This repository host the code base for the experiments reported in the article "An Improved Text Classification Modelling Approach to Identify Security Messages in Heterogeneous Projects" accepted at the Software Quality Journal.
Details of code setup and experiments
- Extract data.zip
- Unzip the file
- Edit the experiment.prop file in the folder “fsecextplugin” (i.e. Step 2. below)
- cd fsecextplugin
- run the command: java -jar fsecextplugin.jar -config experiment.prop
The very first step is to set up a configuration file. This is not a hassle as a default config file comes handy with the zipped files. Training a classification model is simple once the parameters for the algorithms are setup. The parameters in the “experiment.prop” file are described as shown below.
DATA_PATH=data
HEADER=true
SEPARATOR=;
TRAIN_SIZE=0.90
specify how many times we should train. This concerns training. Best model is selected for validation stage
NUM_EXP=1
CLASS_INDEX=1
specify the ratios (separated by comma) for sampling minority class - SBR : NSBR (SBR is always 1) => 1:0.5, 1:1, 1:1.5, 1:2
CLASS_BALANCE_RATIOS=0,0.5,1,2
algorithms to use for training a model. LR-Logistic Regression,NB-Naive Bayes,KNN-K Nearest Neighbor,SVM-Support Vector Machine,RF-Random Forest
ALGORITHMS=NB,KNN,LR,SVM,RF
FEATURES=TFIDFHigh,Threat,Control,TC,CA,TA,TCA,TCAI
INCLUDE_SEC_FEATURES=yes
name of the folder (separated by comma) containing the train and test csv files. Note: csv files must be named as folder_train.csv (e.g. apache_train.csv) and folder_test.csv (apache_test.csv)
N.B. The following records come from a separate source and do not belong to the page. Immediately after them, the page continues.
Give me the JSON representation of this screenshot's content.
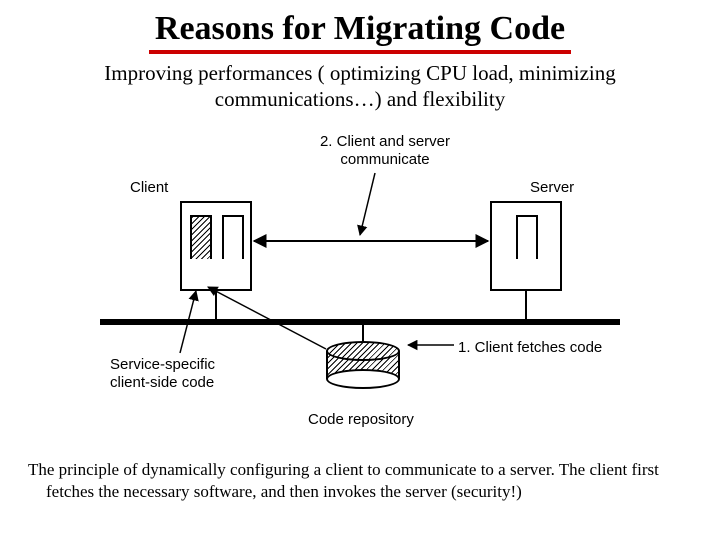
{
  "title": "Reasons for Migrating Code",
  "subtitle": "Improving performances ( optimizing CPU load, minimizing communications…) and flexibility",
  "diagram": {
    "client": "Client",
    "server": "Server",
    "step2": "2. Client and server communicate",
    "step1": "1. Client fetches code",
    "side_code": "Service-specific client-side code",
    "repo": "Code repository"
  },
  "caption": "The principle of dynamically configuring a client to communicate to a server.  The client first fetches the necessary software, and then invokes the server (security!)"
}
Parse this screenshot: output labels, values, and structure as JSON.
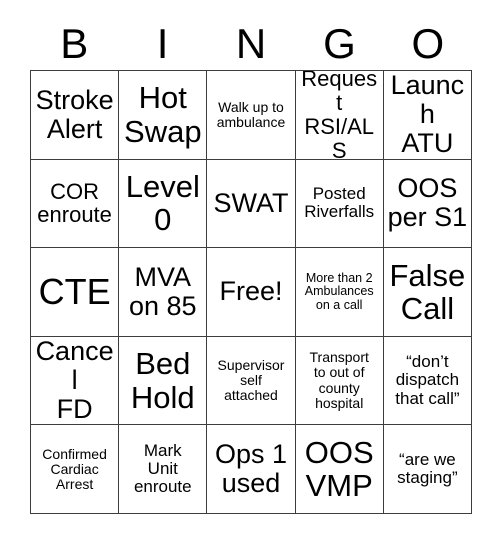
{
  "card": {
    "title": "BINGO",
    "header_letters": [
      "B",
      "I",
      "N",
      "G",
      "O"
    ],
    "colors": {
      "background": "#ffffff",
      "text": "#000000",
      "grid_line": "#3d3d3d"
    },
    "grid_size": "5x5",
    "cells": [
      {
        "text": "Stroke\nAlert",
        "size": "lg",
        "row": 1,
        "col": 1
      },
      {
        "text": "Hot\nSwap",
        "size": "xl",
        "row": 1,
        "col": 2
      },
      {
        "text": "Walk up to\nambulance",
        "size": "xs",
        "row": 1,
        "col": 3
      },
      {
        "text": "Request\nRSI/ALS",
        "size": "md",
        "row": 1,
        "col": 4
      },
      {
        "text": "Launch\nATU",
        "size": "lg",
        "row": 1,
        "col": 5
      },
      {
        "text": "COR\nenroute",
        "size": "md",
        "row": 2,
        "col": 1
      },
      {
        "text": "Level\n0",
        "size": "xl",
        "row": 2,
        "col": 2
      },
      {
        "text": "SWAT",
        "size": "lg",
        "row": 2,
        "col": 3
      },
      {
        "text": "Posted\nRiverfalls",
        "size": "sm",
        "row": 2,
        "col": 4
      },
      {
        "text": "OOS\nper S1",
        "size": "lg",
        "row": 2,
        "col": 5
      },
      {
        "text": "CTE",
        "size": "xxl",
        "row": 3,
        "col": 1
      },
      {
        "text": "MVA\non 85",
        "size": "lg",
        "row": 3,
        "col": 2
      },
      {
        "text": "Free!",
        "size": "lg",
        "row": 3,
        "col": 3,
        "free_space": true
      },
      {
        "text": "More than 2\nAmbulances\non a call",
        "size": "xxs",
        "row": 3,
        "col": 4
      },
      {
        "text": "False\nCall",
        "size": "xl",
        "row": 3,
        "col": 5
      },
      {
        "text": "Cancel\nFD",
        "size": "lg",
        "row": 4,
        "col": 1
      },
      {
        "text": "Bed\nHold",
        "size": "xl",
        "row": 4,
        "col": 2
      },
      {
        "text": "Supervisor\nself\nattached",
        "size": "xs",
        "row": 4,
        "col": 3
      },
      {
        "text": "Transport\nto out of\ncounty\nhospital",
        "size": "xs",
        "row": 4,
        "col": 4
      },
      {
        "text": "“don’t\ndispatch\nthat call”",
        "size": "sm",
        "row": 4,
        "col": 5
      },
      {
        "text": "Confirmed\nCardiac\nArrest",
        "size": "xs",
        "row": 5,
        "col": 1
      },
      {
        "text": "Mark\nUnit\nenroute",
        "size": "sm",
        "row": 5,
        "col": 2
      },
      {
        "text": "Ops 1\nused",
        "size": "lg",
        "row": 5,
        "col": 3
      },
      {
        "text": "OOS\nVMP",
        "size": "xl",
        "row": 5,
        "col": 4
      },
      {
        "text": "“are we\nstaging”",
        "size": "sm",
        "row": 5,
        "col": 5
      }
    ]
  }
}
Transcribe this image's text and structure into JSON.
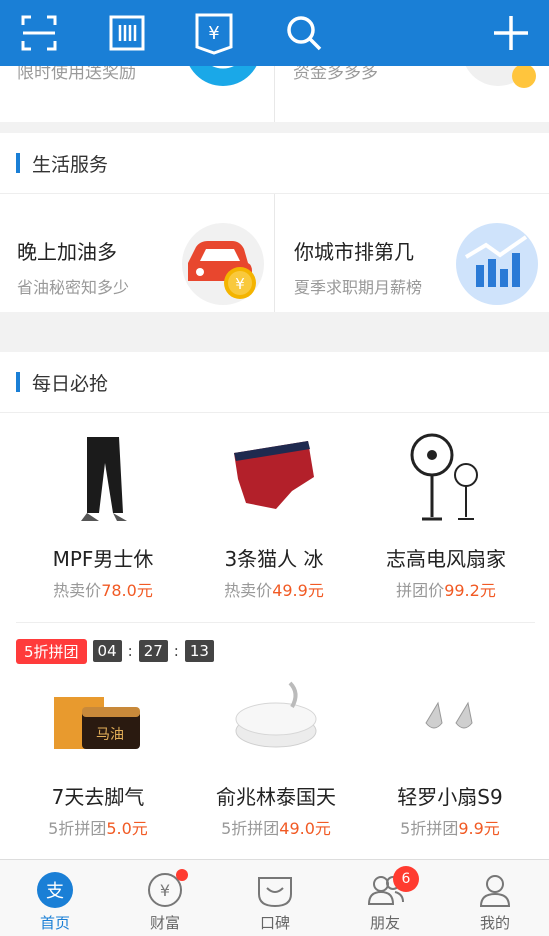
{
  "topbar": {
    "icons": [
      "scan-icon",
      "barcode-icon",
      "bill-icon",
      "search-icon",
      "add-icon"
    ],
    "bill_glyph": "¥"
  },
  "promo": {
    "left_sub": "限时使用送奖励",
    "right_sub": "资金多多多"
  },
  "life_services": {
    "title": "生活服务",
    "cards": [
      {
        "title": "晚上加油多",
        "desc": "省油秘密知多少",
        "icon": "car-coin-icon",
        "glyph": "¥"
      },
      {
        "title": "你城市排第几",
        "desc": "夏季求职期月薪榜",
        "icon": "bar-chart-icon"
      }
    ]
  },
  "daily": {
    "title": "每日必抢",
    "row1": [
      {
        "name": "MPF男士休",
        "price_label": "热卖价",
        "price": "78.0元",
        "icon": "pants-image"
      },
      {
        "name": "3条猫人  冰",
        "price_label": "热卖价",
        "price": "49.9元",
        "icon": "underwear-image"
      },
      {
        "name": "志高电风扇家",
        "price_label": "拼团价",
        "price": "99.2元",
        "icon": "fan-image"
      }
    ],
    "deal_tag": "5折拼团",
    "timer": [
      "04",
      "27",
      "13"
    ],
    "timer_sep": ":",
    "row2": [
      {
        "name": "7天去脚气",
        "price_label": "5折拼团",
        "price": "5.0元",
        "icon": "ointment-image",
        "label_on_box": "马油"
      },
      {
        "name": "俞兆林泰国天",
        "price_label": "5折拼团",
        "price": "49.0元",
        "icon": "pillow-image"
      },
      {
        "name": "轻罗小扇S9",
        "price_label": "5折拼团",
        "price": "9.9元",
        "icon": "earring-image"
      }
    ]
  },
  "tabbar": {
    "tabs": [
      {
        "label": "首页",
        "icon": "alipay-home-icon",
        "active": true,
        "glyph": "支"
      },
      {
        "label": "财富",
        "icon": "wealth-icon",
        "dot": true,
        "glyph": "¥"
      },
      {
        "label": "口碑",
        "icon": "koubei-icon"
      },
      {
        "label": "朋友",
        "icon": "friends-icon",
        "badge": "6"
      },
      {
        "label": "我的",
        "icon": "profile-icon"
      }
    ]
  },
  "colors": {
    "brand": "#1a7fd6",
    "price": "#f15a24",
    "alert": "#ff3b30"
  }
}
TRAIN_FOLDER_NAMES=derby,wicket,ambari,camel
name of the folders (separated by comma) containing other projects' csv test files for validation. Note: csv files must be named as folder_test.csv (e.g. derby_test.csv)
VALIDATION_FOLDER_NAMES=derby,wicket,ambari,camel
-
File -> import -> Exisiting maven project into workspace
-
Navigate to the "fsecext" and select it
-
Configure the experiment.prop file as above (it uses the same prop file as the cmd line) ####
-
In the main method: uncomment the following lines
-
//String config = "./experiment.prop";
-
//args = new String[2];
-
//args[0] = "-config";
-
//args[1] = config;
-
right click and run
- Results are located in the algorithm folder for each project. e.g. Random forest results will be located in "RF" folder
- classes for the statistics are located in "no.tosin.oyetoyan.experiment.statistics"
- open the StatisticalTests.java
- Generate the statistic data
- Test scripts are located in a sub directory "analysis" and in each project's folder: e.g. for ambari analysis/ambari/scripts/stats.r
- Check the PluginModel.java located in the package no.tosin.oyetoyan.experiment Use cases for integration
- Bug repositories
- Commit repositories
- Project document repositories
- etc.